Snarky Puppy & Metropole Orkest
7 mai 2015 à l’Olympia : une symphonie intergalactique
Photo © Fabrice Journo
C’est un Olympia plein à craquer qui accueillait Snarky Puppy pour la sortie en France de SYLVA (Impulse), suite symphonique composée par Michael League et enregistrée aux Pays-Bas avec le Metropole Orkest sous la direction de Jules Buckley.
Tout de blanc vêtus, tels les « Men in White » débarqués d’une autre galaxie, les membres du Metropole Orkest (cinquante deux au total) prennent place sous les clameurs d’un public déjà extrêmement enthousiaste. Il faut dire que chaque concert des Snarky est un événement en soi et que la première partie, assurée par la chanteuse et accordéoniste grecque Magda Giannikou (accompagnée par Michael League en personne) a déjà dopé la salle.
- Magda Giannikou Photo © Fabrice Journo
Les applaudissements redoublent lorsque le « Capitaine » League et son équipage rejoignent l’orchestre, se frayant difficilement un chemin jusqu’à leurs instruments respectifs (chaque parcelle de la scène est occupée).

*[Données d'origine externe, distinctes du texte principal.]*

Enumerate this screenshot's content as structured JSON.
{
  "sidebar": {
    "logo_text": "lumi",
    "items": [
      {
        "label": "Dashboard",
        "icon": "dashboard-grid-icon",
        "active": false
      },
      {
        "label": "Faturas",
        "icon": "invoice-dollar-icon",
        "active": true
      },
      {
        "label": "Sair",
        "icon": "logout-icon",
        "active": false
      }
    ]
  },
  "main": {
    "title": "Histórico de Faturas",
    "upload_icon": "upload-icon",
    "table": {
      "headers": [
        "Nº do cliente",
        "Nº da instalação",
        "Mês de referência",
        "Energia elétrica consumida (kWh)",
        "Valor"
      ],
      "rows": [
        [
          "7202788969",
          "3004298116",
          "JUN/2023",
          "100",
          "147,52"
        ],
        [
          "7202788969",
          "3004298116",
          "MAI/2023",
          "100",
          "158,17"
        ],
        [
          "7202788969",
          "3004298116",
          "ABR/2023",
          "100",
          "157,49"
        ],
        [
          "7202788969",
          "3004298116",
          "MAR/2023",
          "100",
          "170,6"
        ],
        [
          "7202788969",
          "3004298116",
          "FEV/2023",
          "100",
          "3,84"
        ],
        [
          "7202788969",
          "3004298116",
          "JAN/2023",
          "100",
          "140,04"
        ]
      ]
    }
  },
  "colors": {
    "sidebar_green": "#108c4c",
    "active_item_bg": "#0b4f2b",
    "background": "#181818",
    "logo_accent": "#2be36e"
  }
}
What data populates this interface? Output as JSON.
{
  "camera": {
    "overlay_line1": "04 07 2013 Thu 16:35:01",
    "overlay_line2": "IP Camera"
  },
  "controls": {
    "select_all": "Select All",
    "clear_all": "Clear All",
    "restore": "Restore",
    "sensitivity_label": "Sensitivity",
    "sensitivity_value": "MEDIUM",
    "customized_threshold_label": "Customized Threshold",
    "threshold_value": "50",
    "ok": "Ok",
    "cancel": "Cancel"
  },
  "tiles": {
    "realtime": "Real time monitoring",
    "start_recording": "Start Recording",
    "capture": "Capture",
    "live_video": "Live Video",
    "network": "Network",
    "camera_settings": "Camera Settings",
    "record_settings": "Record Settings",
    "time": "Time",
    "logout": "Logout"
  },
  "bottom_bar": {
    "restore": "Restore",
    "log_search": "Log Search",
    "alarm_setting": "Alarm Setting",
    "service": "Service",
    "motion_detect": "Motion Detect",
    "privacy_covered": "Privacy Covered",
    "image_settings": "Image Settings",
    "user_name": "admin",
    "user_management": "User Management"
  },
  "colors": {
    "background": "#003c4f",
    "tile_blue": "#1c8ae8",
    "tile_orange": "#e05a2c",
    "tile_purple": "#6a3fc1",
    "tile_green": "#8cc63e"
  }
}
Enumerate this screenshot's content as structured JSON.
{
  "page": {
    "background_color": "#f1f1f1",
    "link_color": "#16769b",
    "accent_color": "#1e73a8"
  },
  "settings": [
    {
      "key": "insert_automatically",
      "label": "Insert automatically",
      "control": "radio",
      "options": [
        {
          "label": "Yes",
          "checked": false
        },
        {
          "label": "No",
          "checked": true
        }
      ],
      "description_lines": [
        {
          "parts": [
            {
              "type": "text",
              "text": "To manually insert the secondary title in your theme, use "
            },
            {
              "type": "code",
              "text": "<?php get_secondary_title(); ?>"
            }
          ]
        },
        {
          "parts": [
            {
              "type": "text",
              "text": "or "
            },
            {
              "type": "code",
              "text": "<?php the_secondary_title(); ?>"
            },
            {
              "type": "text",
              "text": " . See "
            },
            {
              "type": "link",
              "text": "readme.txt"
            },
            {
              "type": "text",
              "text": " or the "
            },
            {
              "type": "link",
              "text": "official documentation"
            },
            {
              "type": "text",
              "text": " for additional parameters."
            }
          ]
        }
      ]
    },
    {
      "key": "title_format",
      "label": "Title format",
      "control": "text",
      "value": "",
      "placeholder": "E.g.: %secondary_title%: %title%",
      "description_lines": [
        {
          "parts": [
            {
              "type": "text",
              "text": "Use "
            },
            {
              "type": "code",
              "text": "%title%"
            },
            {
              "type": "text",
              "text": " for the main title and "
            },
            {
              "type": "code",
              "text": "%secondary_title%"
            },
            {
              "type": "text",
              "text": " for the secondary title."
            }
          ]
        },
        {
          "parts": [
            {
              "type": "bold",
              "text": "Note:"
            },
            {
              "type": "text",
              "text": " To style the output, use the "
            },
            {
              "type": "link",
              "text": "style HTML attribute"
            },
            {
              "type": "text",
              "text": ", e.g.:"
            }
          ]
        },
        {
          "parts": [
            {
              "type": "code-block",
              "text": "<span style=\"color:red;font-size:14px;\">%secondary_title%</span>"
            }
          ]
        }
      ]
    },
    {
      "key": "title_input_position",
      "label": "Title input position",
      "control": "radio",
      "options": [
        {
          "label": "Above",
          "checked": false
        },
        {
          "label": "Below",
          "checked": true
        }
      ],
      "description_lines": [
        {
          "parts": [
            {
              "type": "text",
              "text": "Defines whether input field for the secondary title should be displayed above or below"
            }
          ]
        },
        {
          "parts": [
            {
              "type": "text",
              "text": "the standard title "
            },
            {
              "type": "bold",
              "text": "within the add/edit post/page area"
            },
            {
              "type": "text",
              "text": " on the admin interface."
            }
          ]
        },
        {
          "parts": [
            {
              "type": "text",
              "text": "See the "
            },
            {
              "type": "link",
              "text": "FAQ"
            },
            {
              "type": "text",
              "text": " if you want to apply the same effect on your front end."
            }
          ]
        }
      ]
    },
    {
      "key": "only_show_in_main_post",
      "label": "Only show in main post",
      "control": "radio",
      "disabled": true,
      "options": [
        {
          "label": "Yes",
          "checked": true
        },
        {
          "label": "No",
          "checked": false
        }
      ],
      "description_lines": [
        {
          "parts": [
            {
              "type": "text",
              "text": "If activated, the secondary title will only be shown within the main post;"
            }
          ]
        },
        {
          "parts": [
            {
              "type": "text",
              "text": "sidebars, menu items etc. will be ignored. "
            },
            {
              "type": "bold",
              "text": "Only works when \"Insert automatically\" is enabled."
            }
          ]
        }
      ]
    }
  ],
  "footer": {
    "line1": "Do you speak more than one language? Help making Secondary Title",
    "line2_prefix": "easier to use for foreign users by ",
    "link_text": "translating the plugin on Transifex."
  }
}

L’orchestre s’accorde, un silence religieux règne à présent dans la salle, on retient son souffle… jusqu’à l’introduction de « Sintra », premier mouvement dont le titre évoque une forêt de la ville du même nom, au Portugal. Ouverture majestueuse du thème par les violoncelles, rejoints par les violons, deux contrebasses et une darbouka, pour un climat digne d’un Lawrence d’Arabie de Maurice Jarre.
Le bassiste-leader (et compositeur avant tout) nous explique qu’il a conçu SYLVA avec une instrumentation bien spécifique en tête, un orchestre customisé comme suit : exit les hautbois et les bassons, remplacés par trois tubas, trois trombones et un trombone basse doublés tantôt par la basse électrique, tantôt par le Moog Bass (« Little Phatty ») de Michael. Les bois sont remplacés par deux clarinettes basse et une clarinette contrebasse, complétées par une double section de cordes et quatre cors, « l’idée étant de booster le registre grave », nous a-t-il confié. Le registre aigu n’est pas en reste, avec un effectif conséquent de flûtes. Quant au registre medium, il a été supprimé afin de créer une autre texture, laissant ainsi de la place aux Snarky Puppy. « Je voulais créer un son plus « sale », plus brut et plus « gras », qui se démarque le plus possible de celui, poli et sage, des orchestres symphoniques dits « traditionnels », rajoute Michael.
- Photo © F. Journo
Opération réussie, effet garanti. Chaque intervention de Richard « Sput » Searight est une météorite rythmique (un solo d’anthologie appuyé par Nate Werth et les deux percussionnistes du Metropole sur « Shofukan »), alternant concerto de cymbales (dont la fameuse « splash ») et autres patterns qui font flirter R&B, funk, afoxé, baião et maracatú, évoquant ici les terres arides du nord-est du Brésil.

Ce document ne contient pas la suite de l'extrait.